In the future, Air Traffic Controllers are expected to work together with more advanced computer-based automation that can automatically take action. The main challenge is then how to design computer-based tools such that they foster acceptance among air traffic controllers. One possible approach to foster acceptance is by matching the automated decisions and actions to individual human problem-solving styles, the so-called strategic conformance. Another approach is by making the automated tool more transparent and thus interpretable. Previous research aimed to combine these two approaches by making use of the Solution Space Diagram, a decision-support tool for Conflict Detection and Resolution, as a visual feature for a supervised machine learning method that aimed to generate individual human prediction models. Results were promising, but prediction accuracy could be significantly improved. In this study, the impact of feature engineering and a revised machine learning architecture on prediction accuracy will be investigated.
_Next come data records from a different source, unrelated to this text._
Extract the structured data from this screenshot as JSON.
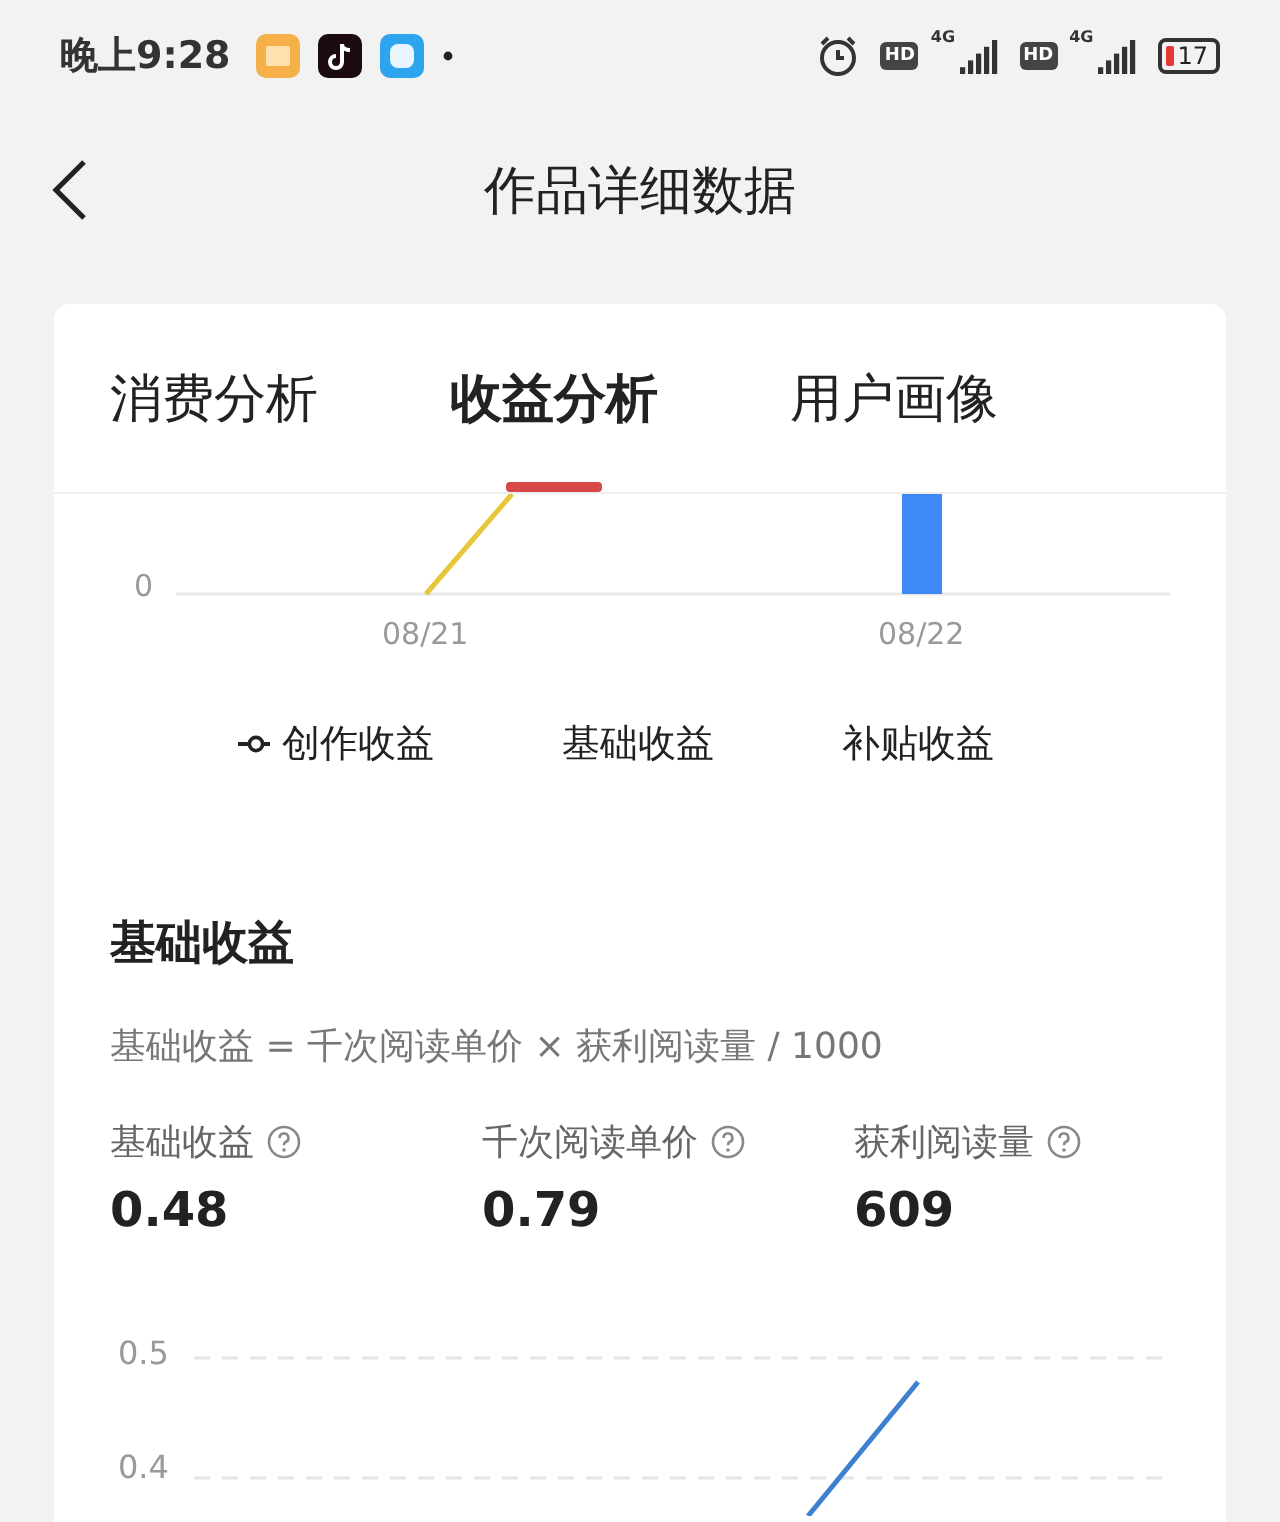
{
  "status_bar": {
    "time": "晚上9:28",
    "sim": [
      {
        "hd": "HD",
        "network": "4G"
      },
      {
        "hd": "HD",
        "network": "4G"
      }
    ],
    "battery": "17"
  },
  "header": {
    "title": "作品详细数据"
  },
  "tabs": [
    {
      "label": "消费分析",
      "selected": false
    },
    {
      "label": "收益分析",
      "selected": true
    },
    {
      "label": "用户画像",
      "selected": false
    }
  ],
  "top_chart": {
    "y_tick": "0",
    "x_labels": [
      "08/21",
      "08/22"
    ]
  },
  "legend": [
    {
      "label": "创作收益",
      "kind": "line"
    },
    {
      "label": "基础收益",
      "kind": "plain"
    },
    {
      "label": "补贴收益",
      "kind": "plain"
    }
  ],
  "section": {
    "title": "基础收益",
    "formula": "基础收益 = 千次阅读单价 × 获利阅读量 / 1000",
    "stats": [
      {
        "label": "基础收益",
        "value": "0.48"
      },
      {
        "label": "千次阅读单价",
        "value": "0.79"
      },
      {
        "label": "获利阅读量",
        "value": "609"
      }
    ]
  },
  "bottom_chart": {
    "y_ticks": [
      "0.5",
      "0.4"
    ]
  }
}
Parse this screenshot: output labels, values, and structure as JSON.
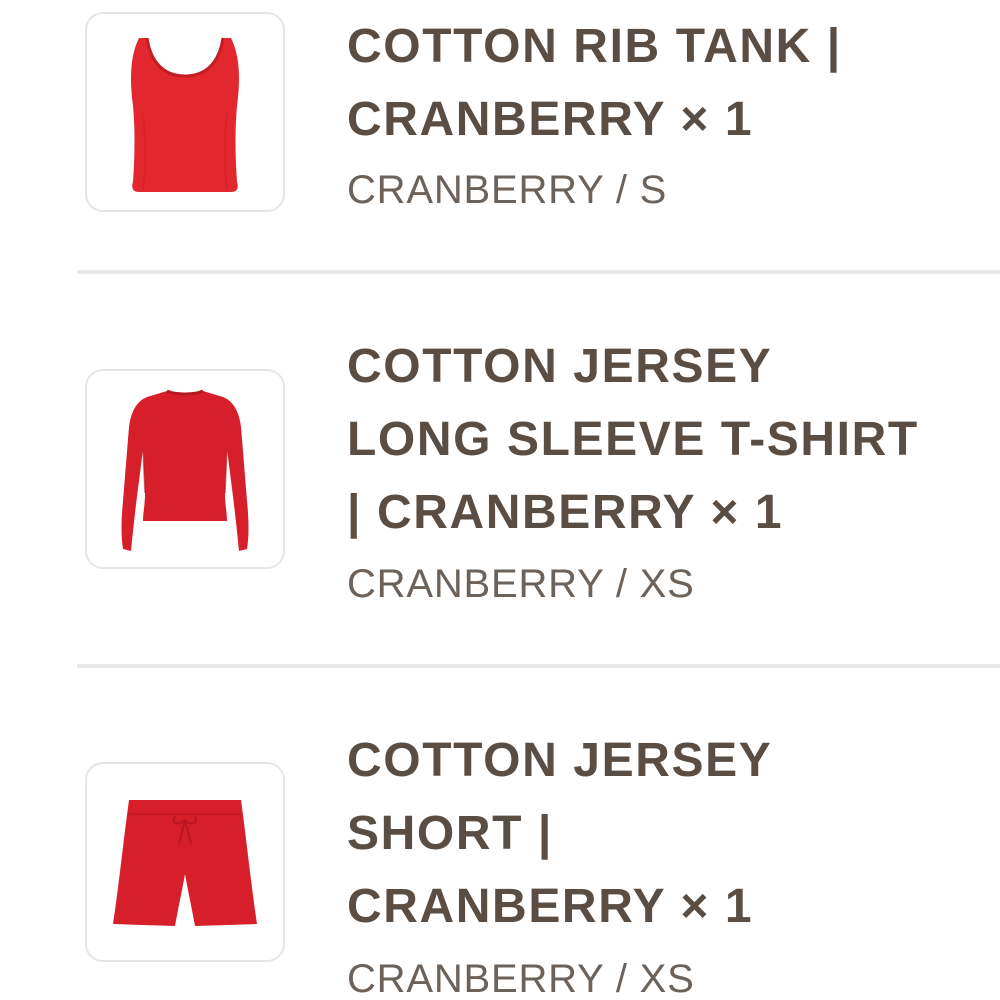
{
  "colors": {
    "title_text": "#5a4e44",
    "variant_text": "#6c6259",
    "product_red": "#e3272e",
    "thumb_border": "#e6e6e6",
    "divider": "#e8e8e8"
  },
  "cart_items": [
    {
      "title": "COTTON RIB TANK |\nCRANBERRY × 1",
      "variant": "CRANBERRY / S",
      "image_icon": "tank-top-image"
    },
    {
      "title": "COTTON JERSEY\nLONG SLEEVE T-SHIRT\n| CRANBERRY × 1",
      "variant": "CRANBERRY / XS",
      "image_icon": "long-sleeve-shirt-image"
    },
    {
      "title": "COTTON JERSEY\nSHORT |\nCRANBERRY × 1",
      "variant": "CRANBERRY / XS",
      "image_icon": "shorts-image"
    }
  ]
}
This is done by evaluating different feature engineering and architecture options using data generated by a simulation in which Conflict Detection and Resolution is performed. It was found that a Convolutional Neural Network can accurately predict exact resolutions using regression and a more optimized architecture is introduced which significantly increases predictive performance. Furthermore, it is concluded that a larger solution space results in a slight increase in predictive performance whereas the use of a color scheme with more colors does not necessarily result in a higher predictive performance.